Upon the six month anniversary of the borrowing date, interest is based upon 
LIBOR plus 4.50% and, if LIBOR rate loans are not available, the alternate 
base rate plus 3.50%.  Upon the 12 month anniversary of the borrowing date, 
interest is based upon LIBOR plus 5.00% and, if LIBOR rate loans are not 
available, the alternate base rate plus 4.00%.  After the 12 month 
anniversary of the borrowing date, the interest rate will increase by 0.25% 
per quarter, but the maximum interest rate will be LIBOR plus 5.50% and, if 
LIBOR rate loans are not available, the alternate base rate plus 4.50%.  
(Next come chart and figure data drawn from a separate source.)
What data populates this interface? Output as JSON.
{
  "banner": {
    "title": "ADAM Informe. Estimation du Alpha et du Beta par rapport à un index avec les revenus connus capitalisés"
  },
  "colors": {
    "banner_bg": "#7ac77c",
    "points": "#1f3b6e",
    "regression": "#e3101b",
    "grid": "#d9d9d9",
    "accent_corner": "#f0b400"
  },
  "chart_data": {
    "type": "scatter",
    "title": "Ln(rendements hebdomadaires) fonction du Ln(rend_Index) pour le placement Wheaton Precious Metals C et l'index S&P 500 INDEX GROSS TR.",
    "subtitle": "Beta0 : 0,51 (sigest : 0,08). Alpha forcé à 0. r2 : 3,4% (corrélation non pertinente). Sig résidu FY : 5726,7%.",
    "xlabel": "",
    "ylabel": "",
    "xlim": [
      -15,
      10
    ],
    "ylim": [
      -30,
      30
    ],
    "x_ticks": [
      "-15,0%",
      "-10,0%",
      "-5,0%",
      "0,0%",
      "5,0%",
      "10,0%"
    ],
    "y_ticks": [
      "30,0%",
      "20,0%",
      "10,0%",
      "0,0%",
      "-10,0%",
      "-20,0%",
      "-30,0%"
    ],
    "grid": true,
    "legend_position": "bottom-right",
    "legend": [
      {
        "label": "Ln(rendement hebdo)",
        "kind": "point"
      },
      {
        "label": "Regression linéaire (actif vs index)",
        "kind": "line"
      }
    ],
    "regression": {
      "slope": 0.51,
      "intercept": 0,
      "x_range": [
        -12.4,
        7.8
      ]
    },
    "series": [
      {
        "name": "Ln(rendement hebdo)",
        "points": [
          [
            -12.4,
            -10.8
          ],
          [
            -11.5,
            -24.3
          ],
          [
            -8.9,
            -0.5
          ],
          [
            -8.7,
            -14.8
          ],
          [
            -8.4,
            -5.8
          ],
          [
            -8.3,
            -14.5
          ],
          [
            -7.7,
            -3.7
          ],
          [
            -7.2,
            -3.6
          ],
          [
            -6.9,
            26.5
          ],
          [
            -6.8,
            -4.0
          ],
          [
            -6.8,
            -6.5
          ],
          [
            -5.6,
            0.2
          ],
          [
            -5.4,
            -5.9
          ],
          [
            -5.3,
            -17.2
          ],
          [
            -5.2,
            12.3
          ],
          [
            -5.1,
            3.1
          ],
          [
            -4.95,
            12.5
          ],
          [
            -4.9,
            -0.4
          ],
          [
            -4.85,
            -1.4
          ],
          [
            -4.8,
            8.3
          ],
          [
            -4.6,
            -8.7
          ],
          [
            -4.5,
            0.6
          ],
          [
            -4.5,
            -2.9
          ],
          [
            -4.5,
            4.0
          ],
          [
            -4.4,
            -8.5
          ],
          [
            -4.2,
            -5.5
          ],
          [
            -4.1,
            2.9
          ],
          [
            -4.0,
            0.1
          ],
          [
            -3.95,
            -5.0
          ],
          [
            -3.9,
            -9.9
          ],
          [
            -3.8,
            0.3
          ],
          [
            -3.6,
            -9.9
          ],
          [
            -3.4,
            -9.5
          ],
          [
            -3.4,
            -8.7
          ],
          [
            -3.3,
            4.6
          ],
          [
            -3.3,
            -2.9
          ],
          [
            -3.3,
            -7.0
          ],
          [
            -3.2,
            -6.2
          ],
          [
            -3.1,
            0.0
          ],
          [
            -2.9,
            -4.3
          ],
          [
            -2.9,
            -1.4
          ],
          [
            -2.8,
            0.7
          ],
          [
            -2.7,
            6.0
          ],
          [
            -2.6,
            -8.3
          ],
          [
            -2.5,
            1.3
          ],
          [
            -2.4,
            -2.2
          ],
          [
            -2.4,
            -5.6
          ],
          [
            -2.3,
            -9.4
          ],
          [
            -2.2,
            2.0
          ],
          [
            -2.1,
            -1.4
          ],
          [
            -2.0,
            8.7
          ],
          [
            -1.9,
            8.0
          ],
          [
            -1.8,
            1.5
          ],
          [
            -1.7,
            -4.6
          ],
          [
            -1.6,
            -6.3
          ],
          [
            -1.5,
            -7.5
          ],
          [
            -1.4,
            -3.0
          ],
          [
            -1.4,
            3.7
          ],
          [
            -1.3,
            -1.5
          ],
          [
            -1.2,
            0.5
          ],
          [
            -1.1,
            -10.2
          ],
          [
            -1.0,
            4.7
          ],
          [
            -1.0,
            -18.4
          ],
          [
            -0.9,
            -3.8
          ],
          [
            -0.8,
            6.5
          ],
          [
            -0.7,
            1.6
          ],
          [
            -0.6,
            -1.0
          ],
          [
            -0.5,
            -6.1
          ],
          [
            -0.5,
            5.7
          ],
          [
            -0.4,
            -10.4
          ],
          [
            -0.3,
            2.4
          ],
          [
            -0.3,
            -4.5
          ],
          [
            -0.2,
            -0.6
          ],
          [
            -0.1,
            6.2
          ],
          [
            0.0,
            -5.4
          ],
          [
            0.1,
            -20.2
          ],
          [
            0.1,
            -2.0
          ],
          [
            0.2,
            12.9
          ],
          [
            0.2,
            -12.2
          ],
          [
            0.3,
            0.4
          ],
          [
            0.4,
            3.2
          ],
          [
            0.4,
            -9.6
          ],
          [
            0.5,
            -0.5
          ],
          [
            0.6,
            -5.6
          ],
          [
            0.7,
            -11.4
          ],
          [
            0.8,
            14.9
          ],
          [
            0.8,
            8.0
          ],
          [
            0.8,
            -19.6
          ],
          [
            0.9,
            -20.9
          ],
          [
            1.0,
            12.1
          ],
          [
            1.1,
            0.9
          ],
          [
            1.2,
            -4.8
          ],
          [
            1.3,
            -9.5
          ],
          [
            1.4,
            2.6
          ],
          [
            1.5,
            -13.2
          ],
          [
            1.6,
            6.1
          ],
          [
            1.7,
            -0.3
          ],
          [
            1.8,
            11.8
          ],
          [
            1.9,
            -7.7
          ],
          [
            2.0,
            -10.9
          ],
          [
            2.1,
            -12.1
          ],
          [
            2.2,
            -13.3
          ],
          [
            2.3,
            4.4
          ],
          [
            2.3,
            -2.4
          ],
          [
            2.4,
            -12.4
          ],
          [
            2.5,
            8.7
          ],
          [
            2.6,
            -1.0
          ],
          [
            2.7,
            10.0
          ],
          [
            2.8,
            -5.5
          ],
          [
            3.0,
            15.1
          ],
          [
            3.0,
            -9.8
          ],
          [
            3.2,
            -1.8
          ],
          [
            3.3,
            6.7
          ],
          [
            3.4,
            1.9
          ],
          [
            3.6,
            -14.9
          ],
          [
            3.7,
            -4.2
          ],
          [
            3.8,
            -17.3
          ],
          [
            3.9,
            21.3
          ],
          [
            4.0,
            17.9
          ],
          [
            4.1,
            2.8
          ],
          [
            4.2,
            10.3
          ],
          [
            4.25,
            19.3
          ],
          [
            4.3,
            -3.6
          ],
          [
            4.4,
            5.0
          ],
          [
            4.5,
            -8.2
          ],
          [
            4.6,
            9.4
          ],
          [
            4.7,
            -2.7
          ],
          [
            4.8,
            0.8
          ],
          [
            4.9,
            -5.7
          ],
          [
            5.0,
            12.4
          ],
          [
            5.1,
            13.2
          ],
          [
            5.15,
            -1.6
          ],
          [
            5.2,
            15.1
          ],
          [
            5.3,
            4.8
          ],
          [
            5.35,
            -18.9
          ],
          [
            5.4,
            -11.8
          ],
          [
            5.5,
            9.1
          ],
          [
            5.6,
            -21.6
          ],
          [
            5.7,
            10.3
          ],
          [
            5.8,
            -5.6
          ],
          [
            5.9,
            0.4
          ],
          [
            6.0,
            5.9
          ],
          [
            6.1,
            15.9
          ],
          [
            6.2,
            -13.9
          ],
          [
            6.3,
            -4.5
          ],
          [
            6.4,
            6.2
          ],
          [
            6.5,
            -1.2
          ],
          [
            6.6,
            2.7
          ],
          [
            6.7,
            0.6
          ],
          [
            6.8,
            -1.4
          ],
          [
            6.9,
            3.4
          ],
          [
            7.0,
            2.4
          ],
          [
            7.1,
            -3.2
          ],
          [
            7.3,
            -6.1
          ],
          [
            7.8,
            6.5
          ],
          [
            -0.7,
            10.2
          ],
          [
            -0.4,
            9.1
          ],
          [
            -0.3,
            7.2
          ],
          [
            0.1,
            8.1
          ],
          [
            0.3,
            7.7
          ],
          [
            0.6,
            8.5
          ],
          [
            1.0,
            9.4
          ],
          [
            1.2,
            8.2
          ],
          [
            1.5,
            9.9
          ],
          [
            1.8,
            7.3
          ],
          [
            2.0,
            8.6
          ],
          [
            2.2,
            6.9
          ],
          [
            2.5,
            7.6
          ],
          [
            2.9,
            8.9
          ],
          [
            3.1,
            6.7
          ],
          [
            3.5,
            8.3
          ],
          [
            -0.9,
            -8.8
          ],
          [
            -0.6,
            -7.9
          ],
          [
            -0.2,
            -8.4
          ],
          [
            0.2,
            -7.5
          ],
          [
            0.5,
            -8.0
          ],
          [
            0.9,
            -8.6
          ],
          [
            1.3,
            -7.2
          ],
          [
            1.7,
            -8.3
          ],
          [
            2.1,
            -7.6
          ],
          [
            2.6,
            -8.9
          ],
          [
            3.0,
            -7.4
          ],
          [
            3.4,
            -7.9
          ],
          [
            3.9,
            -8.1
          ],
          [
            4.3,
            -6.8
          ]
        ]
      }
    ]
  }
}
     The Subordinated Credit Agreement provides for the acceleration of 
payment thereunder in the event of the acceleration of the indebtedness under 
the Credit Agreement.  The Subordinated Credit Agreement also contains 
covenants limiting the ability of Superior Holding and its subsidiaries 
(including the Company), among other things, to pay dividends or make other 
restricted payments, make investments, incur additional indebtedness, permit 
liens, enter into any consolidation, merger, conveyance or lease 
transactions, make asset sales, enter into transactions with affiliates or 
engage in unrelated lines of business.

                                       4.
<PAGE>

ITEM 7.  FINANCIAL STATEMENTS PRO FORMA FINANCIAL INFORMATION AND EXHIBITS.

     a.  None.

     b.  None.

     c.  EXHIBITS

         99.1  Press release of Superior TeleCom Inc. dated November 27, 1998,
               incorporated by reference to Exhibit 10 to Amendment No. 2 to the
               Company's Schedule 14D-9, filed with the Securities and Exchange
               Commission (the "Commission") on November 27, 1998 (Commission 
               File No. 1-10211).

         99.2  Agreement and Plan of Merger dated as of October 21, 1998, among
               Superior TeleCom Inc., SUT Acquisition Corp. and Essex 
               International Inc., incorporated by reference to Exhibit 1 to the
               Company's Schedule 14D-9, filed with the Commission on October
               28, 1998 (Commission File No. 1-10211).

         99.3  Amended and Restated Credit Agreement dated as of November 27, 
               1998, among Superior/Essex Corp., Essex Group, Inc., the
               guarantors named therein, various lenders, Merrill Lynch & Co.,
               as documentation agent, Fleet National Bank, as syndication
               agent, and Bankers Trust Company, as administrative agent,
               incorporated by reference to Exhibit 99.7 to Amendment No. 1 to
               the Superior TeleCom Inc. Schedule 13D (the "Superior Schedule
               13D/A"), filed with the Commission on December 7, 1998
               (Commission File No. 1-10211).

         99.4  Senior Subordinated Credit Agreement dated as of November 27,
               1998, among Superior/Essex Corp., as borrower, Superior TeleCom
               Inc., as parent, the subsidiary guarantors named therein, various
               lenders, Fleet Corporate Finance, Inc., as syndication agent, and
               Bankers Trust Company, as administrative agent, incorporated by
               reference to Exhibit 99.8 to the Superior Schedule 13D/A
               (Commission File No. 1-10211).

                                       5.

<PAGE>

                                  SIGNATURES

     Pursuant to the requirements of the Securities Exchange Act of 1934, the 
registrant has duly caused this report to be signed on its behalf by the 
undersigned hereunto duly authorized.  

                                       ESSEX INTERNATIONAL INC.

Dated:  December 11, 1998              By: /s/ Debra F. Minott
                                          --------------------------------
                                          Debra F. Minott
                                          Senior Vice President, 
                                          General Counsel and Secretary

                                       6.